The first line in the book goes like this: “My first experience with junk was during the war, about 1944 or 1945.” Whoa, I said to myself, 1945, that seems like such a long time ago. You mean to tell me there were such things as heroin addicts back in the forties!! My brain screamed LIES!! It seemed highly inconceivable to me, as illogical as that may sound. It just didn’t seem right, the forties. Mom, apple pie, the war effort, women in factories working on bombs, Old Glory waving in the wind on top of some hill in a far away place… Then we have Will shooting heroin in a dark, dirty little apartment with no windows and a leaky radiator that made the paper curl. Nothing but the stink of the waterfront and the junk to comfort him. Will, kicking the habit, rotting away in a cell trembling, snotty-nosed and watery-eyed, suffering from hot and cold flashes sweating like a dog in the hot sun. Twitching and shaking, too weak to move; Will depressed seeing New York city in ruins taken over by huge scorpions and centipedes crawling in and out of bars. We see Will the junky living his junky life. We feel Will’s pain, we feel his need, we know his hunger; it’s that vivid.

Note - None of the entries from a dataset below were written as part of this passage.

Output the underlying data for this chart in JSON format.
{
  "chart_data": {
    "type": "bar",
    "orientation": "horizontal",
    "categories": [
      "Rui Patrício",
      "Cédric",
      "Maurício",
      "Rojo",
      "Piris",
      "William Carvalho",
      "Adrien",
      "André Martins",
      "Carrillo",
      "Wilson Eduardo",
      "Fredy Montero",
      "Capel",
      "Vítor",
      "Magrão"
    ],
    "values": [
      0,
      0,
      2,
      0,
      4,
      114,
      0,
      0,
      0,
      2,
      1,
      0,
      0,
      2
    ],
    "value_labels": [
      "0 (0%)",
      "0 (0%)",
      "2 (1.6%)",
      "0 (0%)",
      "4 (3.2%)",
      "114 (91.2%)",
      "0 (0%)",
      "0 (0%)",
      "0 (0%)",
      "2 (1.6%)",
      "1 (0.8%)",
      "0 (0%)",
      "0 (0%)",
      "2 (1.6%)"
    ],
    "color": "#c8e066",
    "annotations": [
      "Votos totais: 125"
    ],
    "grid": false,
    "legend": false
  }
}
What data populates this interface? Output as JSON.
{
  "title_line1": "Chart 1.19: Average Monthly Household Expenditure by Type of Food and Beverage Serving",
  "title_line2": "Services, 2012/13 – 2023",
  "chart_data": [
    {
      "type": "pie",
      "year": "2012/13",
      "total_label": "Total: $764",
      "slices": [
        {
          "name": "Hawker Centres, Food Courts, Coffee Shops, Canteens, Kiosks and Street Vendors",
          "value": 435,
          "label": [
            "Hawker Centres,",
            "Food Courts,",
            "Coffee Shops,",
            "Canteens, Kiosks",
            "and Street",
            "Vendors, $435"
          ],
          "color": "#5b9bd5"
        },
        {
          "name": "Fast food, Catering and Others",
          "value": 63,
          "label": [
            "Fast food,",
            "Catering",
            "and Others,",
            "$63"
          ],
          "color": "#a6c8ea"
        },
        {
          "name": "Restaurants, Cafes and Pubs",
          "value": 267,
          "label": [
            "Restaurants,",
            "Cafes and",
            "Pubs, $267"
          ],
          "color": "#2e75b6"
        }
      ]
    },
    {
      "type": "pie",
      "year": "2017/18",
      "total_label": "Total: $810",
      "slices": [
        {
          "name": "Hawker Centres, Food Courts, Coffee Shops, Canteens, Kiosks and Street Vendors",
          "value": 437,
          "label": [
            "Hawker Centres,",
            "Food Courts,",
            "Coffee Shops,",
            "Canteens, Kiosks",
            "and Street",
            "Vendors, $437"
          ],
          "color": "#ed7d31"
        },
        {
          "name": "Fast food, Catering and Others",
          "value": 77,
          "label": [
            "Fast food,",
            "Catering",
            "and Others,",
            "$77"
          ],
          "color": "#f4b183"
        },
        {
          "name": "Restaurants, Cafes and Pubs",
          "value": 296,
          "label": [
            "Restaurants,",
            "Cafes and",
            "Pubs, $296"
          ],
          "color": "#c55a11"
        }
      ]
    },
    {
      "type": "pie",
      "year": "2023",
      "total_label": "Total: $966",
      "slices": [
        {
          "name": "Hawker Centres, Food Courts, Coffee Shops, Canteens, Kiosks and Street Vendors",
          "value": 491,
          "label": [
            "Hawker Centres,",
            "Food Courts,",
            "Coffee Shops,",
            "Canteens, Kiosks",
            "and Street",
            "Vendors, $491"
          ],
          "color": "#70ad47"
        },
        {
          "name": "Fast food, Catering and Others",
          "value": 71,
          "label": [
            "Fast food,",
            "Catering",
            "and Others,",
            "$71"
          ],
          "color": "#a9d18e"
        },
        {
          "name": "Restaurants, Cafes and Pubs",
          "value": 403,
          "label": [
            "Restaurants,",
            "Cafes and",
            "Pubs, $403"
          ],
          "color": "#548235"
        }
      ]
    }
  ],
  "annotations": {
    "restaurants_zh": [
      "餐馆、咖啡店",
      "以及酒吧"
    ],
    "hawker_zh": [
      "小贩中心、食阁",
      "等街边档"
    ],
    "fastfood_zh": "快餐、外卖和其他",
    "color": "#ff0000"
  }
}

Junky was first published in 1953 by William S. Burroughs under the pen name of William Lee. Before the book was published, he was told to write an introduction describing how he, a middle class American from a well-to-do family became a heroin addicted. “Junk wins by default. I tried it as a matter of curiosity, I drifted along taking shots when I could score, I ended up hooked.”

Junky, reading this book, is being addicted. In 1953, I would have hidden this book under my bed, to be read only after my parents went to bed and I knew my sisters were asleep. Last week, I handed it to my twelve year old sister and demanded that she read it as a summer book project.